Teach your own - The John Holt book of Homeschooling by John Holt and Patrick Farenga.
John Holt is the 'father' of the unschooling movement in America. He died in 1985, but his books still sell many copies. From the back of the book I quote: "Rather than proposing that parents turn their homes into miniature schools, Holt and Farenga demonstrate how ordinary parents can help children grow as social, active learners... John Holt's warm understanding of children and his passionate belief in every child's ability to learn have made this book the bible of homeschooling families everywhere."

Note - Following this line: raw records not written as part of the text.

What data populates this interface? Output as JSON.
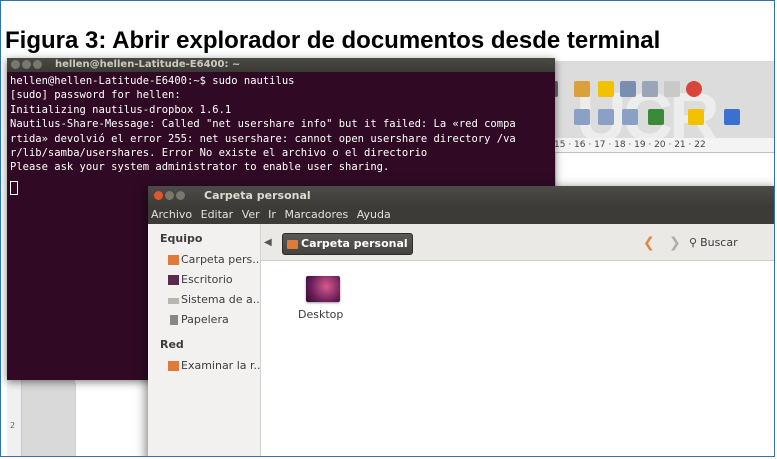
{
  "caption": "Figura 3: Abrir explorador de documentos desde terminal",
  "background_app": {
    "ruler_text": "15 · 16 · 17 · 18 · 19 · 20 · 21 · 22",
    "left_ruler_mark": "2"
  },
  "terminal": {
    "title": "hellen@hellen-Latitude-E6400: ~",
    "lines": [
      "hellen@hellen-Latitude-E6400:~$ sudo nautilus",
      "[sudo] password for hellen:",
      "Initializing nautilus-dropbox 1.6.1",
      "Nautilus-Share-Message: Called \"net usershare info\" but it failed: La «red compa",
      "rtida» devolvió el error 255: net usershare: cannot open usershare directory /va",
      "r/lib/samba/usershares. Error No existe el archivo o el directorio",
      "Please ask your system administrator to enable user sharing."
    ]
  },
  "file_manager": {
    "title": "Carpeta personal",
    "menu": [
      "Archivo",
      "Editar",
      "Ver",
      "Ir",
      "Marcadores",
      "Ayuda"
    ],
    "sidebar": {
      "sections": [
        {
          "header": "Equipo",
          "items": [
            {
              "label": "Carpeta pers...",
              "icon": "home-folder-icon"
            },
            {
              "label": "Escritorio",
              "icon": "desktop-icon"
            },
            {
              "label": "Sistema de a...",
              "icon": "drive-icon"
            },
            {
              "label": "Papelera",
              "icon": "trash-icon"
            }
          ]
        },
        {
          "header": "Red",
          "items": [
            {
              "label": "Examinar la r...",
              "icon": "network-icon"
            }
          ]
        }
      ]
    },
    "location": "Carpeta personal",
    "search_label": "Buscar",
    "files": [
      {
        "label": "Desktop",
        "icon": "desktop-folder-icon"
      }
    ]
  }
}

A Poisoned Season by someone or other
A mildly amusing novel featuring a dreadfully modern heroine smack bang in the middle of London's upper crust in the olden days. She's a scholar, a rich widow and of course, stunning to look at. Her main occupation seems to be reading Homer, fending off witty suitors, dodging scandal and solving murders. I wouldn't bother with it except that it has become annoyingly compelling.

The last chapter of John.
I never realised that when Jesus appeared to the disciples when they were fishing there were only six of them present. It's very cool that he made them breakfast. I think that shows a great deal of thoughtfulness and an ability to meet the right needs, whatever they are. I wonder why the disciples counted the fish that they caught? I would have thought they'd be so busy talking to Jesus that the mundane details of fishing would have gone by the wayside. Would they have sold them on? What did they do with the 153 big fish that they caught?
I like how Jesus basically tells Peter to mind his own beeswax at the end, when they are talking about how John is going to meet his death. We all need to do this a great deal more than we do. Why can't we just concentrate on our own walk with the Lord instead of having to fix or judge or be annoyed by everyone else's? Just be faithful and don't worry about them.